Finishing up on the right side of the ledger this time would be almost too good to be true.
"It would be pretty amazing for us to experience that," Hutchinson said. "It's hard to describe. I can't even put it into words. But it can't get any better than that as a coach and a dad."
Hutchinson admitted he'd still likely be the head coach in his hometown if Knox City's declining numbers hadn't forced a drop down to the six-man level before the 2006 season.
"I didn't know anything about six-man and I didn't want to start my career over," Hutchinson said.
He was comfortable with the area and didn't want to move his family across the state searching for just any coaching job. When Stamford opened up after a 2-28 stretch from 2003-05, it was a rebuilding opportunity he wanted to undertake.
"Well, one thing I figured was it could only go up from here," Hutchinson said. "It was a very good opportunity to go and build a program. It sure has worked out nicely for us."
Hutchinson, who was the defensive coordinator under Tommy Sloan at Archer City in the early 1990s, has a couple of coaches with area ties on his staff, too.
Archer City's Mitch McLemore has been with Hutchinson since 2002, while Vernon native Jeremy West coached with him at both stops except for one season when he was the baseball coach at City View.
Regardless of the outcome, Hutchinson will be coaching his son for the final time Thursday afternoon. Hagen Hutchinson has been the Bulldogs' starting quarterback the past three years, in which Stamford has accrued a 36-6 record.
If you haven't seen Hagen play, you're missing out. The kid is your typical coach's son, a fierce competitor who sees the field well, is a tough runner and can make even the most difficult throws look easy.
Wayne said his son has a couple Division II offers but has made no official visits and hopes to play at the Division I level. There would be a lot better chance of that happening if Hagen hadn't gotten injured at the end of last season and underwent surgery.
"Because of his shoulder surgery, he didn't go to any camps and it's hard to get a Division I scholarship that way," the coach said. "We took him to one camp but it was too early and he wasn't throwing with as much velocity."

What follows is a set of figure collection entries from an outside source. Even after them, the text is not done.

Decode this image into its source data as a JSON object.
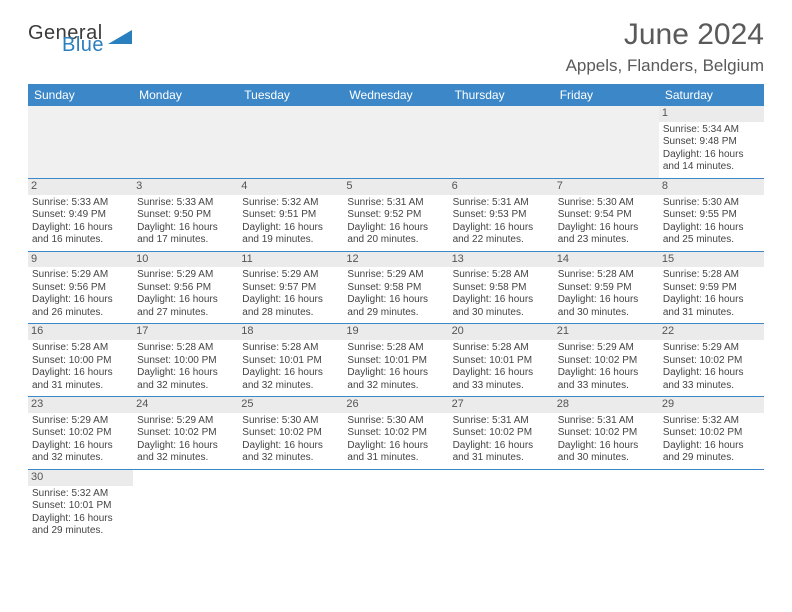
{
  "logo": {
    "part1": "General",
    "part2": "Blue",
    "tri_color": "#2a7fbf"
  },
  "title": "June 2024",
  "location": "Appels, Flanders, Belgium",
  "colors": {
    "header_bg": "#3b87c8",
    "header_text": "#ffffff",
    "daynum_bg": "#ebebeb",
    "border": "#3b87c8",
    "text": "#444444"
  },
  "columns": [
    "Sunday",
    "Monday",
    "Tuesday",
    "Wednesday",
    "Thursday",
    "Friday",
    "Saturday"
  ],
  "weeks": [
    [
      null,
      null,
      null,
      null,
      null,
      null,
      {
        "n": "1",
        "sr": "Sunrise: 5:34 AM",
        "ss": "Sunset: 9:48 PM",
        "d1": "Daylight: 16 hours",
        "d2": "and 14 minutes."
      }
    ],
    [
      {
        "n": "2",
        "sr": "Sunrise: 5:33 AM",
        "ss": "Sunset: 9:49 PM",
        "d1": "Daylight: 16 hours",
        "d2": "and 16 minutes."
      },
      {
        "n": "3",
        "sr": "Sunrise: 5:33 AM",
        "ss": "Sunset: 9:50 PM",
        "d1": "Daylight: 16 hours",
        "d2": "and 17 minutes."
      },
      {
        "n": "4",
        "sr": "Sunrise: 5:32 AM",
        "ss": "Sunset: 9:51 PM",
        "d1": "Daylight: 16 hours",
        "d2": "and 19 minutes."
      },
      {
        "n": "5",
        "sr": "Sunrise: 5:31 AM",
        "ss": "Sunset: 9:52 PM",
        "d1": "Daylight: 16 hours",
        "d2": "and 20 minutes."
      },
      {
        "n": "6",
        "sr": "Sunrise: 5:31 AM",
        "ss": "Sunset: 9:53 PM",
        "d1": "Daylight: 16 hours",
        "d2": "and 22 minutes."
      },
      {
        "n": "7",
        "sr": "Sunrise: 5:30 AM",
        "ss": "Sunset: 9:54 PM",
        "d1": "Daylight: 16 hours",
        "d2": "and 23 minutes."
      },
      {
        "n": "8",
        "sr": "Sunrise: 5:30 AM",
        "ss": "Sunset: 9:55 PM",
        "d1": "Daylight: 16 hours",
        "d2": "and 25 minutes."
      }
    ],
    [
      {
        "n": "9",
        "sr": "Sunrise: 5:29 AM",
        "ss": "Sunset: 9:56 PM",
        "d1": "Daylight: 16 hours",
        "d2": "and 26 minutes."
      },
      {
        "n": "10",
        "sr": "Sunrise: 5:29 AM",
        "ss": "Sunset: 9:56 PM",
        "d1": "Daylight: 16 hours",
        "d2": "and 27 minutes."
      },
      {
        "n": "11",
        "sr": "Sunrise: 5:29 AM",
        "ss": "Sunset: 9:57 PM",
        "d1": "Daylight: 16 hours",
        "d2": "and 28 minutes."
      },
      {
        "n": "12",
        "sr": "Sunrise: 5:29 AM",
        "ss": "Sunset: 9:58 PM",
        "d1": "Daylight: 16 hours",
        "d2": "and 29 minutes."
      },
      {
        "n": "13",
        "sr": "Sunrise: 5:28 AM",
        "ss": "Sunset: 9:58 PM",
        "d1": "Daylight: 16 hours",
        "d2": "and 30 minutes."
      },
      {
        "n": "14",
        "sr": "Sunrise: 5:28 AM",
        "ss": "Sunset: 9:59 PM",
        "d1": "Daylight: 16 hours",
        "d2": "and 30 minutes."
      },
      {
        "n": "15",
        "sr": "Sunrise: 5:28 AM",
        "ss": "Sunset: 9:59 PM",
        "d1": "Daylight: 16 hours",
        "d2": "and 31 minutes."
      }
    ],
    [
      {
        "n": "16",
        "sr": "Sunrise: 5:28 AM",
        "ss": "Sunset: 10:00 PM",
        "d1": "Daylight: 16 hours",
        "d2": "and 31 minutes."
      },
      {
        "n": "17",
        "sr": "Sunrise: 5:28 AM",
        "ss": "Sunset: 10:00 PM",
        "d1": "Daylight: 16 hours",
        "d2": "and 32 minutes."
      },
      {
        "n": "18",
        "sr": "Sunrise: 5:28 AM",
        "ss": "Sunset: 10:01 PM",
        "d1": "Daylight: 16 hours",
        "d2": "and 32 minutes."
      },
      {
        "n": "19",
        "sr": "Sunrise: 5:28 AM",
        "ss": "Sunset: 10:01 PM",
        "d1": "Daylight: 16 hours",
        "d2": "and 32 minutes."
      },
      {
        "n": "20",
        "sr": "Sunrise: 5:28 AM",
        "ss": "Sunset: 10:01 PM",
        "d1": "Daylight: 16 hours",
        "d2": "and 33 minutes."
      },
      {
        "n": "21",
        "sr": "Sunrise: 5:29 AM",
        "ss": "Sunset: 10:02 PM",
        "d1": "Daylight: 16 hours",
        "d2": "and 33 minutes."
      },
      {
        "n": "22",
        "sr": "Sunrise: 5:29 AM",
        "ss": "Sunset: 10:02 PM",
        "d1": "Daylight: 16 hours",
        "d2": "and 33 minutes."
      }
    ],
    [
      {
        "n": "23",
        "sr": "Sunrise: 5:29 AM",
        "ss": "Sunset: 10:02 PM",
        "d1": "Daylight: 16 hours",
        "d2": "and 32 minutes."
      },
      {
        "n": "24",
        "sr": "Sunrise: 5:29 AM",
        "ss": "Sunset: 10:02 PM",
        "d1": "Daylight: 16 hours",
        "d2": "and 32 minutes."
      },
      {
        "n": "25",
        "sr": "Sunrise: 5:30 AM",
        "ss": "Sunset: 10:02 PM",
        "d1": "Daylight: 16 hours",
        "d2": "and 32 minutes."
      },
      {
        "n": "26",
        "sr": "Sunrise: 5:30 AM",
        "ss": "Sunset: 10:02 PM",
        "d1": "Daylight: 16 hours",
        "d2": "and 31 minutes."
      },
      {
        "n": "27",
        "sr": "Sunrise: 5:31 AM",
        "ss": "Sunset: 10:02 PM",
        "d1": "Daylight: 16 hours",
        "d2": "and 31 minutes."
      },
      {
        "n": "28",
        "sr": "Sunrise: 5:31 AM",
        "ss": "Sunset: 10:02 PM",
        "d1": "Daylight: 16 hours",
        "d2": "and 30 minutes."
      },
      {
        "n": "29",
        "sr": "Sunrise: 5:32 AM",
        "ss": "Sunset: 10:02 PM",
        "d1": "Daylight: 16 hours",
        "d2": "and 29 minutes."
      }
    ],
    [
      {
        "n": "30",
        "sr": "Sunrise: 5:32 AM",
        "ss": "Sunset: 10:01 PM",
        "d1": "Daylight: 16 hours",
        "d2": "and 29 minutes."
      },
      null,
      null,
      null,
      null,
      null,
      null
    ]
  ]
}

Hutchinson said Hagen's shoulder wasn't 100 percent until the middle of district. He has thrown for 2,753 yards and 43 touchdowns in Stamford's 14 games, the lone loss coming against Dee Paul and Munday.
Think about it. The two best quarterbacks in Class A — and arguably the two best players at that level — are within 40 miles of each other down Highway 277.
That's pretty special. What could be even more special? If Hagen can go out on top like his father did almost three decades ago.